IV. Recommendation Considering the above four factors, the Magistrate Judge RECOMMENDS that this action be DISMISSED without prejudice under Federal Rule of Civil Procedure 41(b), for Brewer’s failure to prosecute her claims. As a result, the Magistrate Judge also RECOMMENDS that the defendants’ motions to dismiss (Doc. Nos. 14, 17) be TERMINATED as moot. Any party has fourteen days after being served with this Report and Recommendation to file specific written objections.
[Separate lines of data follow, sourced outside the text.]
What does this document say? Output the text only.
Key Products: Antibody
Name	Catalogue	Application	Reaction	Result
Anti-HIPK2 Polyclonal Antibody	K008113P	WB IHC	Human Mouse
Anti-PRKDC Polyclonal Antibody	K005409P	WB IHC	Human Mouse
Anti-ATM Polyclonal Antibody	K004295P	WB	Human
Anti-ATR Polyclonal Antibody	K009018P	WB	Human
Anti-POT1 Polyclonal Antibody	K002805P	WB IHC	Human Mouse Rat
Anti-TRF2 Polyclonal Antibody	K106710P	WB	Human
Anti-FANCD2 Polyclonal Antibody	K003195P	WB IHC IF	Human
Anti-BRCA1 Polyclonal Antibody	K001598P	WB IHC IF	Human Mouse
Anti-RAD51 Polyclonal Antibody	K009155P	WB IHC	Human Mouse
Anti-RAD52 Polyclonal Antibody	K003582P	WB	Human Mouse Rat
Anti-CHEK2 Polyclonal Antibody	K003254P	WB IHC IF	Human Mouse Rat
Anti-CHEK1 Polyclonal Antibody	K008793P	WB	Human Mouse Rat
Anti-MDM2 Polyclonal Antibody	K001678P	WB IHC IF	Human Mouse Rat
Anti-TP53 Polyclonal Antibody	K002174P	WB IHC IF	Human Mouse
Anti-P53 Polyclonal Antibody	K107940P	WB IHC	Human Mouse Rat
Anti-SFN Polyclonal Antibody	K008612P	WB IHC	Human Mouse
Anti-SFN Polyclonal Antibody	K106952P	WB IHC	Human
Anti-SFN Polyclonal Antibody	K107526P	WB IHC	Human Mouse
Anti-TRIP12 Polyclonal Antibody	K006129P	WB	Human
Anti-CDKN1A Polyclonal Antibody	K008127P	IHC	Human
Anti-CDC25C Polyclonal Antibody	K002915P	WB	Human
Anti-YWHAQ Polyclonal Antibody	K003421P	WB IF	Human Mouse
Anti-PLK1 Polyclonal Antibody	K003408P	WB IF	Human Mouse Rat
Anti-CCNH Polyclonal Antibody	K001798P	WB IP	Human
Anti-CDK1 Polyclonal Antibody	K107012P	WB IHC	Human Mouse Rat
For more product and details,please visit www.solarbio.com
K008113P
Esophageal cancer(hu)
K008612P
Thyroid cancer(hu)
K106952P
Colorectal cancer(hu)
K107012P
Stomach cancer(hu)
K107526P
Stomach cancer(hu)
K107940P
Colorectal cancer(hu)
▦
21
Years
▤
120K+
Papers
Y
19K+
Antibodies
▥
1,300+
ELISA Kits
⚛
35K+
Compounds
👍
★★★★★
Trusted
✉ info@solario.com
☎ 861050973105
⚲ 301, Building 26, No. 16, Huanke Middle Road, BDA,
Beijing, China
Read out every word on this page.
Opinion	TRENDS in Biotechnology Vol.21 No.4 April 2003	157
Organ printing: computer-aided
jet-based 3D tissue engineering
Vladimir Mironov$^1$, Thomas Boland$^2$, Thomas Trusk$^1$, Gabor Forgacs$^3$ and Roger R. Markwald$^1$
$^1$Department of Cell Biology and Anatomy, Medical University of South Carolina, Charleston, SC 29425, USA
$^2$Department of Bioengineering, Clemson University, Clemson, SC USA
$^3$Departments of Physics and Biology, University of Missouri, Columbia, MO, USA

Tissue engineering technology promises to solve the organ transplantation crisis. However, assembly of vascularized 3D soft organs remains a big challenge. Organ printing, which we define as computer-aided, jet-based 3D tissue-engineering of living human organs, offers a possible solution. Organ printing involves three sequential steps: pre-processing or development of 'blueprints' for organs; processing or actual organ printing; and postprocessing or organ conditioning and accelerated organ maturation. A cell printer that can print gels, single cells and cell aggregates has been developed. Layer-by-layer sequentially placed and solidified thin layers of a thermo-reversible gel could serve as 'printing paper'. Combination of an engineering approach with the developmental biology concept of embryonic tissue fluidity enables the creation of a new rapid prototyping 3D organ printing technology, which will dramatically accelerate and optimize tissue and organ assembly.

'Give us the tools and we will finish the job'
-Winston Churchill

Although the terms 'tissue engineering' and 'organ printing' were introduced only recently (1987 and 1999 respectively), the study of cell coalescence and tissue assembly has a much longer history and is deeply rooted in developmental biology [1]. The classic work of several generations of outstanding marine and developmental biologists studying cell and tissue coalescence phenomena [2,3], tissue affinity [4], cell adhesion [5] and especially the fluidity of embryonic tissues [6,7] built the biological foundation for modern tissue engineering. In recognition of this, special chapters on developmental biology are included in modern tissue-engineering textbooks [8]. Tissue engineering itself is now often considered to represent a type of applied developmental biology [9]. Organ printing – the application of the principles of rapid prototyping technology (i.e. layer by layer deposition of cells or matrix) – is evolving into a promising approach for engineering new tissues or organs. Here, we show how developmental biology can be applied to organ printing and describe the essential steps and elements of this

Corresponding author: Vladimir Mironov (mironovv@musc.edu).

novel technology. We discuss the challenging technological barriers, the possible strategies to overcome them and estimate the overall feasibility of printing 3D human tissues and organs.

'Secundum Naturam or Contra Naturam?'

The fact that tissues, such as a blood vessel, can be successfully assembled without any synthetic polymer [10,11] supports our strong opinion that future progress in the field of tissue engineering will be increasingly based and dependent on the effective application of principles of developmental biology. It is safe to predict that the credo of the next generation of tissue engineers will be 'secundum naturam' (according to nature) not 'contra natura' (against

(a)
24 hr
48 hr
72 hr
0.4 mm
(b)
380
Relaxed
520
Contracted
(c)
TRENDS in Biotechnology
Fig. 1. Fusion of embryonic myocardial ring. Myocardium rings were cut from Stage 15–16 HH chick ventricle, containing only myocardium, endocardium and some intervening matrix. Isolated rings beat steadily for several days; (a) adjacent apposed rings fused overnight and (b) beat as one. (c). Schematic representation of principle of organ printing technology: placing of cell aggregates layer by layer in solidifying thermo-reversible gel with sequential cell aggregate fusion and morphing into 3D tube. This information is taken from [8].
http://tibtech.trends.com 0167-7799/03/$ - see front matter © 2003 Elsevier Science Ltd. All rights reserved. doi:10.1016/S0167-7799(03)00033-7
Failure to file specific objections within fourteen days of receipt of this Report and Recommendation can constitute a waiver of appeal of the matters decided. Thomas v. Arn, 474 U.S. 140, 155 (1985); Cowherd v. Million, 380 F.3d 909, 912 (6th Cir. 2004). A party who opposes any objections that are filed may file a response within fourteen days after being served with the objections. Fed. R. Civ. P. 72(b)(2). Entered this 24th day of January, 2025.